Taken together, the rising prevalence of bronchiectasis, along with the increase in bronchiectasis-associated costs, is becoming a substantial challenge and economic burden for the whole society in China. Besides, from this study, we predict that the prevalence of bronchiectasis will increase dramatically from about 231.64 per 100,000 in 2020, to 340.29 per 100,000 in 2025, and 448.93 per 100,000 in 2030. Our findings highlight the urgent need for prevention and optimal management of this common airway disease in the world’s largest population.

Strengths and limitations

Our study used a large, nationally representative sample of the Chinese mainland urban population, to provide a reliable estimate of the prevalence and costs of bronchiectasis. The large number of urban adult patients in the cohort across the country, the diagnosis of bronchiectasis in medical records and the long study period enabled us to make accurate estimates of bronchiectasis prevalence stratified by age groups.

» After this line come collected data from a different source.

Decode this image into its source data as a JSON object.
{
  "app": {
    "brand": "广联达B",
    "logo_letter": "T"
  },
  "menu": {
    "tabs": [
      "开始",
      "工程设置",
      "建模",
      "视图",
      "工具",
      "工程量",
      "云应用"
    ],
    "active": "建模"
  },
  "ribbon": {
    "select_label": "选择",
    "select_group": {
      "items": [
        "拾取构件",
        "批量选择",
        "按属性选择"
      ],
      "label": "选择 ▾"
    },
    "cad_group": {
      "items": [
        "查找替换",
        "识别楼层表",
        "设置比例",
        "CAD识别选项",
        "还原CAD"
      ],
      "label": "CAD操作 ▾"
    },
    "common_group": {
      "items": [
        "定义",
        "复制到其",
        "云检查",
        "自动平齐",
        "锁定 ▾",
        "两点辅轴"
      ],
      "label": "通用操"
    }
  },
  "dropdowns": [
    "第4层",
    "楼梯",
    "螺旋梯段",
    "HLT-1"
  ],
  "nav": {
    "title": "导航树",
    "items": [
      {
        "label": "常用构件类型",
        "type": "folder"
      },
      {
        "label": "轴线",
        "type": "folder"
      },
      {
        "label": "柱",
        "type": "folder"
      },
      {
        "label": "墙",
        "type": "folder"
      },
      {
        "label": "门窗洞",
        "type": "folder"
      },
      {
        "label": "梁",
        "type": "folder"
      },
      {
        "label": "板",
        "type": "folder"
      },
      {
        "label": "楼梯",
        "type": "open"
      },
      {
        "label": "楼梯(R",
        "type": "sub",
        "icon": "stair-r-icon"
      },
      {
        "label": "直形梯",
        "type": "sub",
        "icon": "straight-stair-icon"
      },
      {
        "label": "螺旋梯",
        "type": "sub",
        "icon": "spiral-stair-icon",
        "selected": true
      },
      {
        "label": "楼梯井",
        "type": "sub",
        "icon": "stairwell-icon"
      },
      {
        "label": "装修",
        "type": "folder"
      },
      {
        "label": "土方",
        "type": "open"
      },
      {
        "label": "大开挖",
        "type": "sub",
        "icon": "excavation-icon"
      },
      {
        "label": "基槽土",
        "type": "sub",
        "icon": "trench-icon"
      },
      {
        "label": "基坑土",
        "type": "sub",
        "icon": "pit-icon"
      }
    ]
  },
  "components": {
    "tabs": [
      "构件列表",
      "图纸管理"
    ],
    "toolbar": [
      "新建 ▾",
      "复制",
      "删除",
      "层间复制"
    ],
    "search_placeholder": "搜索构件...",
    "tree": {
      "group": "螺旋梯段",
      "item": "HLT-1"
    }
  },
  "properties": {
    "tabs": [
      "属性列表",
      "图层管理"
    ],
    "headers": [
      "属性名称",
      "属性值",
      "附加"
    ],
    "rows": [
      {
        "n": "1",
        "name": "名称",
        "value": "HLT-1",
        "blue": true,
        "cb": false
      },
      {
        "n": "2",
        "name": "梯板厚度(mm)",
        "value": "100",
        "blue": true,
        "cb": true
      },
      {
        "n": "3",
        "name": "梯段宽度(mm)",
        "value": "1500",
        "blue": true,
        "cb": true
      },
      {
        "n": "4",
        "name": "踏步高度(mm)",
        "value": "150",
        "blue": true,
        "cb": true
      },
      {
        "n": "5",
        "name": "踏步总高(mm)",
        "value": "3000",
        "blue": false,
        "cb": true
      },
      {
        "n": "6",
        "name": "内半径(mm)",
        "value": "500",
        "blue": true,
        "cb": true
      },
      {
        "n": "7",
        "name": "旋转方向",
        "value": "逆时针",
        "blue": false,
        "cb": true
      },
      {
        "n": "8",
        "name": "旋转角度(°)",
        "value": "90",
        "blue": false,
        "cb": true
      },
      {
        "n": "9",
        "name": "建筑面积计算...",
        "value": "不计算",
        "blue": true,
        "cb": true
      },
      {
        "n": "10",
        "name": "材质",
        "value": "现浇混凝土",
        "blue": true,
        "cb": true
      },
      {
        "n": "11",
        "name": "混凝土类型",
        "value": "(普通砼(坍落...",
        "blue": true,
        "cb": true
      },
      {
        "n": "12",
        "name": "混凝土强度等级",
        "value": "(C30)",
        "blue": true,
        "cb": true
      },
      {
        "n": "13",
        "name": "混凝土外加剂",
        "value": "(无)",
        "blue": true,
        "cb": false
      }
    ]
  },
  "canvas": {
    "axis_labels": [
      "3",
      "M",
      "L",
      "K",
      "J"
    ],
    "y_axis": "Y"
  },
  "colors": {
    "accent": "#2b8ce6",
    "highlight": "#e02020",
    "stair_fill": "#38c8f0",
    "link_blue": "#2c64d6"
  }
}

This study also has several limitations. First, the database did not cover rural areas, which have a different insurance system. However, the combined basic population structure was close to the distribution in the China 2010 population census data. Second, missing diagnostic variables could have affected the estimates. However, sensitivity analyses were used to explore the potential influence of these on the estimations [36].Third, case ascertainment was limited, because the basic medical insurance databases did not provide information on laboratory data, imaging results and etiology data. We did not have access to CT scan data and were not sure whether in each case of the diagnosis of bronchiectasis was made according to current guidelines and whether the underlying etiologies were sought. The data used in this study were summarized data due to privacy protection, and thus we were also unable to access the individual data and contact patients directly to obtain additional information. Fourth, we only identified cases with bronchiectasis as the primary diagnosis and as the first two secondary diagnoses in the medical records, which may lead to an underestimation of the prevalence of the disease.

Conclusion

This research is the first nationwide, population-based study to investigate the prevalence of bronchiectasis in urban adults in mainland China. The prevalence of bronchiectasis increased 2.31-fold from 2013 to 2017. Although the medical cost for bronchiectasis per se fluctuated narrowly, the cost for comorbidities or underlying diseases increased markedly during the study period. The results suggest that optimal managements for preventing exacerbations and comorbidities are needed to reduce the morbidity and mortality of this common airway disease.